In about 10 percent of cases there is a heritable component, she says.
IL-15 Blocker
Therapeutic targets in celiac disease and other autoimmune diseases are the cytokines that attach to T cell receptors, inducing inflammation in an attempt to isolate the perceived threat. IL-15 is one of the key cytokines that cause much of the intestinal damage and systemic inflammation seen in celiac disease.
Now in phase 2b, the PROACTVE trial is testing PRV-015, an IL-15 monoclonal antibody designed to shut down the early T-cell activation that is triggered when gluten is detected. Murine studies and human intestinal biopsies demonstrate that the antibody reacts specifically with IL-15, blunting its activity without compromising effector functions provided by other T cells.
PROACTIVE study participants attempt to maintain a gluten-free diet and are assigned to PRV-015 or placebo injections administered every two weeks. The primary goal is to see how well PRV-015 reduces symptoms and damage to the small intestines.
“This form of immunotherapy is growing in use in other autoimmune diseases, like rheumatoid arthritis, and in treatment of certain gastrointestinal diseases, cancers, viral infections like COVID-19, and more,” Adams said. “It is an exciting option because it may improve systemic effects that people experience with celiac disease and has shown some early promising data in refractory celiac disease.”
T-Cell Re-Education
A second pharmaceutical approach, now in phase 2 trials, is Anokion’s KAN-101, a peptide infusion that re-educates T cells. This drug goes to the liver and renders the T cells that trigger inflammation anergic or converts them into T regulatory cells that have a calming effect.
“If the re-education approach is successful in celiac disease, it could be the prototype for treating many other autoimmune diseases.”
“In this trial, participants consume a slurry of gluten and water, which can be a bit of an enrollment roadblock because people with this disease are so accustomed to strict gluten avoidance,” Adams said. “Yet, this trial is so important, because if the re-education approach is successful in celiac disease, it could be the prototype for treating many other autoimmune diseases.”
Pulverizing Gluten
Approaching celiac disease from a morphological angle, Takeda Pharmaceuticals’ TAK-062, an endopeptidase, is used to degrade the amino acids that constitute gluten so they become unrecognizable to T cells and thereby fail to stimulate an immune response.

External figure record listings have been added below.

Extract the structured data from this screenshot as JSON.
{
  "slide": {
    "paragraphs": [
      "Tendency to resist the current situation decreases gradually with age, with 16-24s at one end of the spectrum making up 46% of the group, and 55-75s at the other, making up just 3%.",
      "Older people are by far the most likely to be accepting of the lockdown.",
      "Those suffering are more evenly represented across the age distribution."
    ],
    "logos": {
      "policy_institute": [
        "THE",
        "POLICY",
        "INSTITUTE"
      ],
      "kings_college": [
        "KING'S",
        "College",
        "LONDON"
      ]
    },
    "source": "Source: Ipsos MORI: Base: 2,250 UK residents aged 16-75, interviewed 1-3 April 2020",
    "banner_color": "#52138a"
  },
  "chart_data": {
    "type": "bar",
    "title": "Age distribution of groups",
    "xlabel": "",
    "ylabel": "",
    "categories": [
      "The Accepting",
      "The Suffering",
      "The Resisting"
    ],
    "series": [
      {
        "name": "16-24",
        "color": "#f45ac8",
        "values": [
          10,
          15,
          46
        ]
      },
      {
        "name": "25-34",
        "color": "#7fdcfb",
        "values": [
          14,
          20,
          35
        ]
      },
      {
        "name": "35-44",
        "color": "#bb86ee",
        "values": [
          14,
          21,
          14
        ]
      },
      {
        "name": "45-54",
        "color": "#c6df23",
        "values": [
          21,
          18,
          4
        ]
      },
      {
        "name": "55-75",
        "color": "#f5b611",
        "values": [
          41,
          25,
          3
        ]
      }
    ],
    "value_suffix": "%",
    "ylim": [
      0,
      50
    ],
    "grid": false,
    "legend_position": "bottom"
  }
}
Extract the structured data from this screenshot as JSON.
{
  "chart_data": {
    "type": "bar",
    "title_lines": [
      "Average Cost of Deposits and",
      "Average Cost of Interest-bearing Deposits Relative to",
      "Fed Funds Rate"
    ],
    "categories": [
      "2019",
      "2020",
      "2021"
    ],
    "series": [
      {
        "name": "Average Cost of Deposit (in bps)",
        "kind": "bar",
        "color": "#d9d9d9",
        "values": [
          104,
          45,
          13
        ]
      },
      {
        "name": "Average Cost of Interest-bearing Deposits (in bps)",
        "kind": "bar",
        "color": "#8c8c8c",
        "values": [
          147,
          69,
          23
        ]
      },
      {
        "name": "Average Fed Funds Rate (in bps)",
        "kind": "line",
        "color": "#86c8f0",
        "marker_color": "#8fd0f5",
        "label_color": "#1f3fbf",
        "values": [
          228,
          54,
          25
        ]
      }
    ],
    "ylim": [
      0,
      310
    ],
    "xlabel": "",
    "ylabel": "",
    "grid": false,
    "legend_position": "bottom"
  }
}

Participants in the current phase 2 trial take one pill (TAK-062 or placebo) three times a day before they eat. They maintain their gluten-free diet but consume three bars a week that contain very small amounts of gluten, equivalent to typical cross-contamination exposure, with the aim of reducing celiac-related symptoms and avoiding or attenuating small intestine damage.
“We will monitor symptoms over time and assess duodenal biopsies before and after trial. Another exciting feature of this trial is the inclusion of capsule endoscopy in celiac disease,” Adams said. “Its use hasn’t yet been standardized in this disease, but it could allow for less invasive mucosal assessment at diagnosis and follow-up and may catch disease activity that is missed on a standard upper endoscopy.”
Adams says more study sites and participants are needed to optimize trials like these.
“There’s no therapy for patients with celiac disease right now, so the patient’s only current option to try to get access to therapy is to enroll in clinical trials,” she said. “Physicians can lead the effort in this by encouraging broad participation, even among celiac patients who say they feel well.”